Feishu Docx Cli

ReviewAudited by ClawScan on May 10, 2026.

Overview

This skill appears to match its Feishu document-management purpose, but it can use your Feishu app credentials to overwrite documents, upload selected files, and change collaborator permissions.

Install this only if you want the agent to manage Feishu documents through your configured Feishu app. Before running write, upload-image, or permissions commands, verify the document token, file path, image path, and member ID; use least-privileged Feishu scopes and keep backups for important documents.

Findings (3)

Artifact-based informational review of SKILL.md, metadata, install specs, static scan signals, and capability signals. ClawScan does not execute the skill or run runtime probes.

Medium

#ASI03: Identity and Privilege Abuse

What this means

If installed, the agent can use the configured Feishu app credentials to access and modify Feishu documents within that app's granted scopes.

Why it was flagged

The script reads Feishu App ID/App Secret from the local OpenClaw configuration and exchanges them for a tenant access token.
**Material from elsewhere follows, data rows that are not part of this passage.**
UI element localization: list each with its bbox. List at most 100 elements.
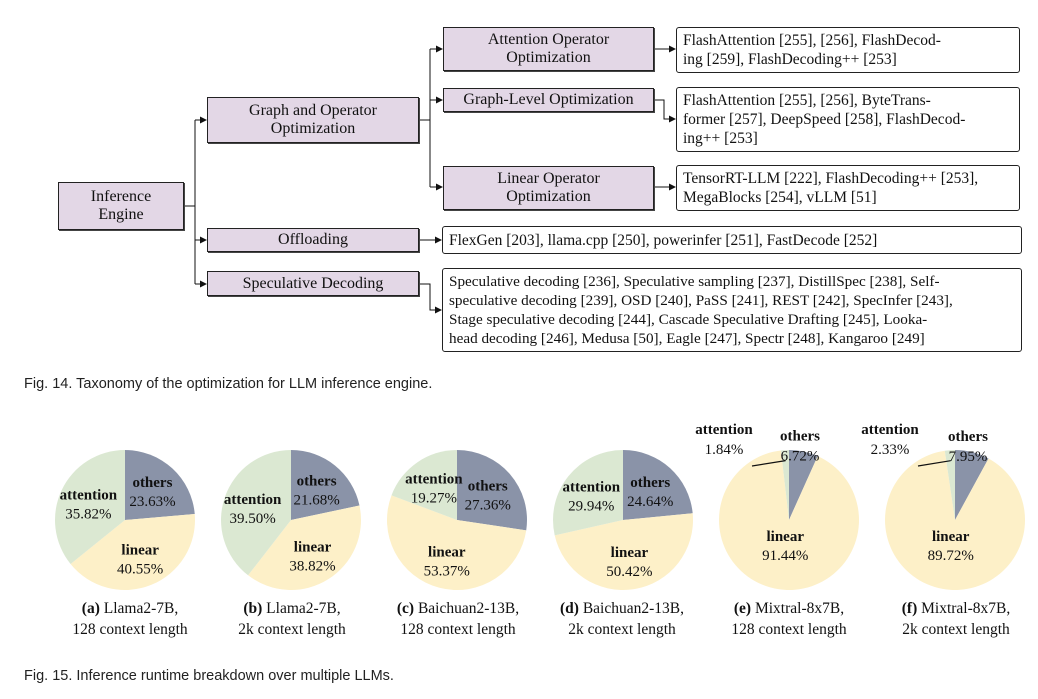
branch-label: Graph and Operator Optimization (249, 102, 377, 137)
pie-caption-f: (f) Mixtral-8x7B, 2k context length (876, 598, 1036, 640)
caption-tag: (d) (560, 600, 579, 617)
pie-label-value-others: 6.72% (781, 449, 820, 465)
pie-label-value-others: 27.36% (465, 497, 511, 513)
pie-slice-attention (391, 450, 457, 520)
pie-label-name-others: others (948, 429, 988, 445)
pie-slice-others (291, 450, 360, 520)
pie-slice-others (623, 450, 693, 520)
caption-model: Llama2-7B, (103, 600, 179, 617)
caption-context: 128 context length (72, 621, 188, 638)
sub-branch-label: Linear Operator Optimization (497, 170, 600, 205)
leaf-line: Stage speculative decoding [244], Cascad… (449, 311, 928, 328)
pie-label-name-linear: linear (932, 529, 970, 545)
pie-label-name-others: others (468, 478, 508, 494)
pie-chart-b: others 21.68% linear 38.82% attention 39.50% (221, 450, 361, 590)
pie-label-name-attention: attention (695, 422, 753, 438)
pie-slice-linear (885, 450, 1026, 591)
caption-context: 128 context length (731, 621, 847, 638)
leaf-line: head decoding [246], Medusa [50], Eagle … (449, 330, 925, 347)
pie-slice-others (457, 450, 527, 531)
pie-chart-a: others 23.63% linear 40.55% attention 35.82% (54, 450, 195, 591)
caption-tag: (e) (733, 600, 752, 617)
fig14-caption: Fig. 14. Taxonomy of the optimization fo… (24, 376, 433, 392)
leaf-attention-operator: FlashAttention [255], [256], FlashDecod-… (676, 27, 1020, 73)
pie-slice-others (955, 450, 989, 520)
leaf-line: FlashAttention [255], [256], FlashDecod- (683, 32, 941, 49)
pie-label-name-attention: attention (224, 492, 282, 508)
pie-label-name-attention: attention (563, 480, 621, 496)
caption-model: Baichuan2-13B, (582, 600, 684, 617)
pie-label-name-linear: linear (611, 545, 649, 561)
pie-label-value-linear: 40.55% (117, 562, 163, 578)
caption-model: Baichuan2-13B, (417, 600, 520, 617)
branch-offloading: Offloading (207, 228, 419, 252)
pie-label-name-others: others (630, 475, 670, 491)
leaf-line: Speculative decoding [236], Speculative … (449, 273, 940, 290)
pie-caption-e: (e) Mixtral-8x7B, 128 context length (709, 598, 869, 640)
pie-charts: others23.63%linear40.55%attention35.82%o… (54, 422, 1026, 591)
pie-label-value-attention: 29.94% (568, 499, 614, 515)
pie-label-value-others: 23.63% (129, 494, 175, 510)
pie-label-name-others: others (132, 475, 172, 491)
pie-leader-line-attention (917, 460, 951, 467)
branch-label: Offloading (278, 231, 348, 248)
pie-label-name-linear: linear (294, 539, 332, 555)
pie-slice-others (125, 450, 195, 520)
pie-label-value-attention: 2.33% (871, 442, 910, 458)
pie-slice-attention (944, 450, 955, 520)
pie-label-value-linear: 89.72% (928, 548, 974, 564)
pie-caption-c: (c) Baichuan2-13B, 128 context length (378, 598, 538, 640)
pie-label-name-linear: linear (428, 544, 466, 560)
pie-label-value-attention: 39.50% (229, 511, 275, 527)
sub-branch-label: Graph-Level Optimization (463, 91, 634, 108)
pie-label-name-linear: linear (767, 529, 805, 545)
caption-tag: (b) (243, 600, 263, 617)
pie-caption-b: (b) Llama2-7B, 2k context length (212, 598, 372, 640)
leaf-line: FlexGen [203], llama.cpp [250], powerinf… (449, 231, 878, 249)
caption-context: 2k context length (238, 621, 346, 638)
caption-tag: (f) (901, 600, 918, 617)
pie-label-value-attention: 1.84% (705, 442, 744, 458)
leaf-speculative-decoding: Speculative decoding [236], Speculative … (442, 268, 1022, 352)
pie-label-value-attention: 19.27% (411, 491, 457, 507)
branch-speculative-decoding: Speculative Decoding (207, 271, 419, 296)
caption-model: Llama2-7B, (266, 600, 341, 617)
pie-label-value-others: 24.64% (627, 494, 673, 510)
pie-label-name-attention: attention (60, 488, 118, 504)
pie-caption-a: (a) Llama2-7B, 128 context length (50, 598, 210, 640)
pie-label-value-linear: 38.82% (289, 558, 335, 574)
leaf-line: ing++ [253] (683, 130, 758, 147)
pie-label-name-attention: attention (861, 422, 919, 438)
leaf-graph-level: FlashAttention [255], [256], ByteTrans- … (676, 87, 1020, 152)
caption-model: Mixtral-8x7B, (921, 600, 1011, 617)
leaf-offloading: FlexGen [203], llama.cpp [250], powerinf… (442, 226, 1022, 254)
pie-label-name-others: others (780, 429, 820, 445)
leaf-line: former [257], DeepSpeed [258], FlashDeco… (683, 111, 966, 128)
root-node-inference-engine: Inference Engine (58, 182, 184, 230)
pie-slice-attention (553, 450, 623, 536)
pie-label-value-others: 7.95% (949, 449, 988, 465)
sub-branch-linear-operator: Linear Operator Optimization (443, 166, 654, 210)
leaf-line: MegaBlocks [254], vLLM [51] (683, 189, 877, 206)
pie-label-name-linear: linear (121, 543, 159, 559)
pie-label-value-others: 21.68% (293, 492, 339, 508)
pie-label-name-others: others (297, 473, 337, 489)
pie-leader-line-attention (751, 460, 786, 467)
pie-slice-attention (54, 450, 126, 565)
branch-label: Speculative Decoding (242, 274, 384, 292)
sub-branch-label: Attention Operator Optimization (487, 31, 610, 66)
sub-branch-graph-level: Graph-Level Optimization (443, 88, 654, 112)
taxonomy-connectors (184, 45, 676, 314)
leaf-linear-operator: TensorRT-LLM [222], FlashDecoding++ [253… (676, 165, 1020, 211)
pie-slice-attention (780, 450, 789, 520)
leaf-line: ing [259], FlashDecoding++ [253] (683, 51, 897, 68)
pie-slice-linear (248, 505, 361, 590)
pie-label-value-linear: 50.42% (606, 564, 652, 580)
fig15-caption: Fig. 15. Inference runtime breakdown ove… (24, 668, 394, 684)
pie-chart-c: others 27.36% linear 53.37% attention 19.27% (386, 450, 527, 591)
leaf-line: FlashAttention [255], [256], ByteTrans- (683, 92, 931, 109)
caption-context: 2k context length (902, 621, 1010, 638)
pie-caption-d: (d) Baichuan2-13B, 2k context length (542, 598, 702, 640)
caption-context: 2k context length (568, 621, 676, 638)
sub-branch-attention-operator: Attention Operator Optimization (443, 27, 654, 71)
This is expected for a Feishu CLI, but it gives the skill delegated authority as the configured Feishu app.

Skill content

config_path = os.path.expanduser("~/.openclaw/openclaw.json") ... app_id = config['channels']['feishu']['appId'] ... app_secret = config['channels']['feishu']['appSecret'] ... tenant_access_token/internal

Recommendation

Use a least-privileged Feishu app, enable only the scopes you need, and do not install this skill with credentials for an app that has broader access than intended.

Medium

#ASI02: Tool Misuse and Exploitation

What this means

A mistaken document token or unintended agent invocation could overwrite important Feishu document content.

Why it was flagged

The write command clears existing document blocks before inserting new content. This matches the documented overwrite behavior, but it is a destructive document mutation if used on the wrong document or with the wrong file.

Skill content

api('DELETE', f'/docx/v1/documents/{args.doc_token}/blocks/{args.doc_token}/children/batch_delete', token, json={'start_index': 0, 'end_index': child_count})

Recommendation

Confirm document tokens and input files before using write/overwrite commands, and keep backups or version history for important documents.

Low

#ASI04: Agentic Supply Chain Vulnerabilities

What this means

Users have less external context for who maintains the scripts or where to verify updates.

Why it was flagged

The registry metadata does not provide an upstream source or homepage. The included visible code is coherent and the static scan is clean, but provenance information is limited.

Skill content

Source: unknown; Homepage: none

Recommendation

Review the included scripts before use and prefer installing from a trusted, auditable source if available.